Éthique défaillante à la Ville de Montréal?
Alors que plusieurs affaires éclaboussent l’administration municipale, l’opposition officielle déposera deux motions relatives à l’éthique à la prochaine assemblée.
La première concerne le vérificateur général. Alors que le maire Gérald Tremblay disait hier vouloir remettre le dossier litigieux des compteurs d’eau entre les mains du vérificateur, M. Labonté soutient que ce n’est pas à lui de faire cela. Il affirme que «seul le Conseil de ville a le pouvoir de mandater le Vérificateur général et de lui assurer les ressources nécessaires afin qu’il puisse réaliser son enquête […] d’ici la fin d’août 2009», a déclaré Benoit Labonté, chef de Vision Montréal.
Le 27 avril prochain, M. Labonté déposera aussi une proposition de Code d’éthique et de déontologie et demandera la création d’un poste de commissaire à l’éthique indépendant.

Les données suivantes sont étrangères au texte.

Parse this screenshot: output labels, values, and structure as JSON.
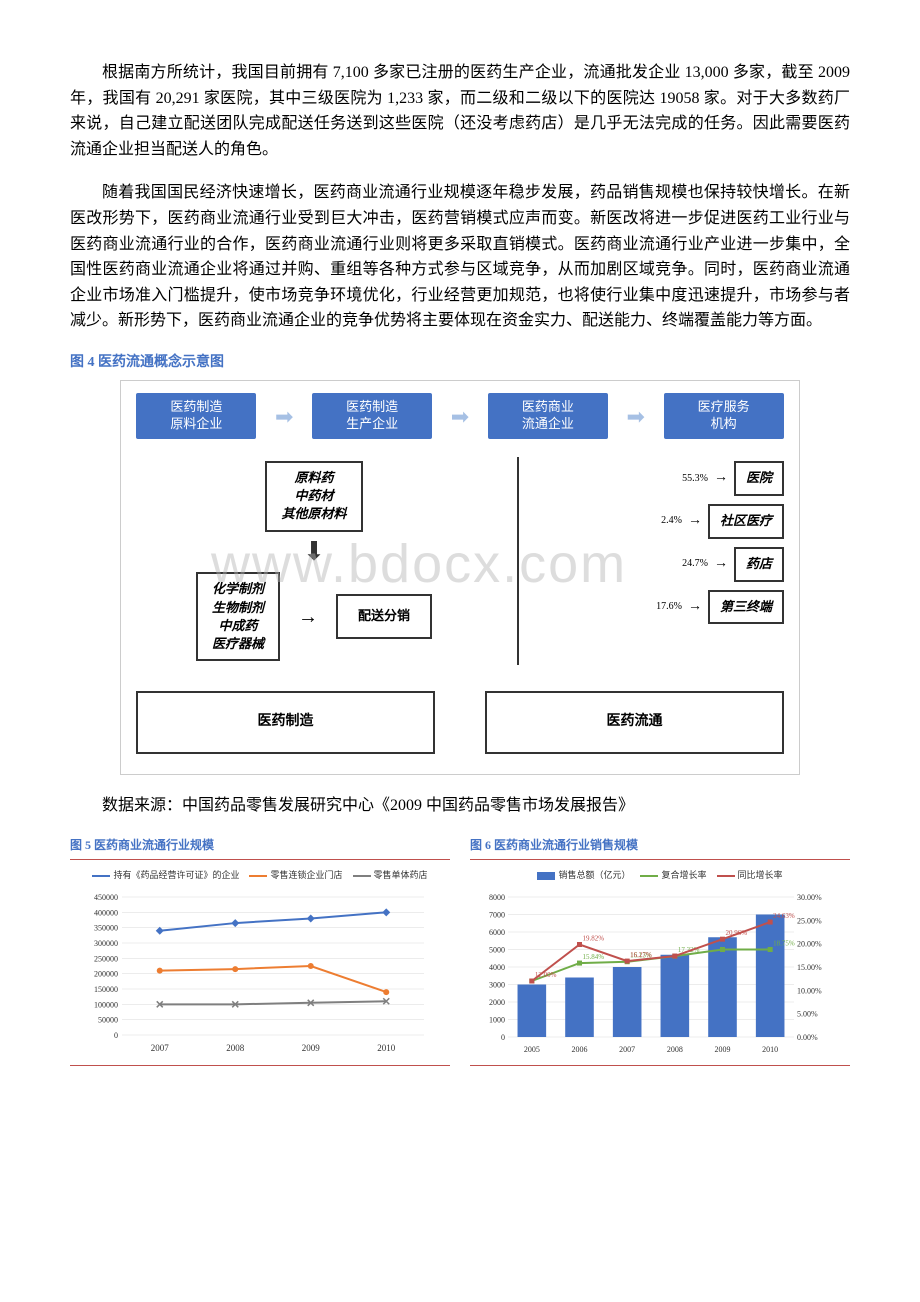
{
  "paragraphs": {
    "p1": "根据南方所统计，我国目前拥有 7,100 多家已注册的医药生产企业，流通批发企业 13,000 多家，截至 2009 年，我国有 20,291 家医院，其中三级医院为 1,233 家，而二级和二级以下的医院达 19058 家。对于大多数药厂来说，自己建立配送团队完成配送任务送到这些医院（还没考虑药店）是几乎无法完成的任务。因此需要医药流通企业担当配送人的角色。",
    "p2": "随着我国国民经济快速增长，医药商业流通行业规模逐年稳步发展，药品销售规模也保持较快增长。在新医改形势下，医药商业流通行业受到巨大冲击，医药营销模式应声而变。新医改将进一步促进医药工业行业与医药商业流通行业的合作，医药商业流通行业则将更多采取直销模式。医药商业流通行业产业进一步集中，全国性医药商业流通企业将通过并购、重组等各种方式参与区域竞争，从而加剧区域竞争。同时，医药商业流通企业市场准入门槛提升，使市场竞争环境优化，行业经营更加规范，也将使行业集中度迅速提升，市场参与者减少。新形势下，医药商业流通企业的竞争优势将主要体现在资金实力、配送能力、终端覆盖能力等方面。"
  },
  "fig4": {
    "title": "图 4 医药流通概念示意图",
    "top_boxes": [
      "医药制造\n原料企业",
      "医药制造\n生产企业",
      "医药商业\n流通企业",
      "医疗服务\n机构"
    ],
    "raw_box": "原料药\n中药材\n其他原材料",
    "prod_box": "化学制剂\n生物制剂\n中成药\n医疗器械",
    "dist_box": "配送分销",
    "terminals": [
      {
        "pct": "55.3%",
        "label": "医院"
      },
      {
        "pct": "2.4%",
        "label": "社区医疗"
      },
      {
        "pct": "24.7%",
        "label": "药店"
      },
      {
        "pct": "17.6%",
        "label": "第三终端"
      }
    ],
    "bottom_boxes": [
      "医药制造",
      "医药流通"
    ],
    "watermark": "www.bdocx.com",
    "colors": {
      "box_bg": "#4472c4",
      "box_fg": "#ffffff",
      "arrow": "#a6c0e4",
      "border": "#333333"
    }
  },
  "source": "数据来源：中国药品零售发展研究中心《2009 中国药品零售市场发展报告》",
  "fig5": {
    "title": "图 5 医药商业流通行业规模",
    "type": "line",
    "legend": [
      "持有《药品经营许可证》的企业",
      "零售连锁企业门店",
      "零售单体药店"
    ],
    "colors": [
      "#4472c4",
      "#ed7d31",
      "#7f7f7f"
    ],
    "categories": [
      "2007",
      "2008",
      "2009",
      "2010"
    ],
    "series": [
      [
        340000,
        365000,
        380000,
        400000
      ],
      [
        210000,
        215000,
        225000,
        140000
      ],
      [
        100000,
        100000,
        105000,
        110000
      ]
    ],
    "ylim": [
      0,
      450000
    ],
    "ytick_step": 50000,
    "background": "#ffffff",
    "grid_color": "#d9d9d9",
    "marker_style": [
      "diamond",
      "circle",
      "x"
    ],
    "line_width": 2,
    "label_fontsize": 9
  },
  "fig6": {
    "title": "图 6 医药商业流通行业销售规模",
    "type": "bar+line",
    "legend": [
      "销售总额（亿元）",
      "复合增长率",
      "同比增长率"
    ],
    "bar_color": "#4472c4",
    "line_colors": [
      "#70ad47",
      "#c0504d"
    ],
    "categories": [
      "2005",
      "2006",
      "2007",
      "2008",
      "2009",
      "2010"
    ],
    "bar_values": [
      3000,
      3400,
      4000,
      4700,
      5700,
      7000
    ],
    "line1_values": [
      12.0,
      15.84,
      16.13,
      17.32,
      18.75,
      18.75
    ],
    "line2_values": [
      12.0,
      19.82,
      16.27,
      17.35,
      20.96,
      24.63
    ],
    "point_labels_line2": [
      "12.00",
      "19.82",
      "16.27",
      "",
      "20.96",
      "24.63"
    ],
    "point_labels_line1": [
      "",
      "15.84",
      "16.13",
      "17.32",
      "",
      "18.75"
    ],
    "y1_lim": [
      0,
      8000
    ],
    "y1_tick": 1000,
    "y2_lim": [
      0,
      30
    ],
    "y2_tick": 5,
    "background": "#ffffff",
    "grid_color": "#d9d9d9",
    "label_fontsize": 9,
    "bar_width": 0.6
  }
}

Depuis deux ans, la Ville de Montréal est rattrapée par plusieurs affaires. Les voyages controversés sur un luxueux voilier de l’ex-numéro 2 de la Ville, Frank Zampino, alors que se négociait un important contrat d’installation de compteurs d’eau, ne sont que la dernière en date.
5 G$ et peu de contrôle
Depuis six mois, l’ancien président de la Société d’habitation de Montréal, Martial Fillion, est sous enquête pour favoritisme. La Ville a aussi découvert qu’un cadre des Services informatiques de la Ville aurait détourné plusieurs millions grâce à un système de fausses factures. Dans les arrondissements, la construction du centre intergénérationnel à Outremont a fait couler beaucoup d’encre, de même que l’attribution des contrats de transport de la neige dans l’arrondissement d’Ahuntsic-Cartierville.
«Il est inconcevable qu’une ville comme Montréal et ses organismes associés gèrent un budget annuel combiné de plus de 5 G$ sans qu’il y ait de normes claires et contraignantes en matière d’éthique ou de reddition de comptes», ajoute M. Labonté qui déplore «la nonchalance» du maire de Montréal.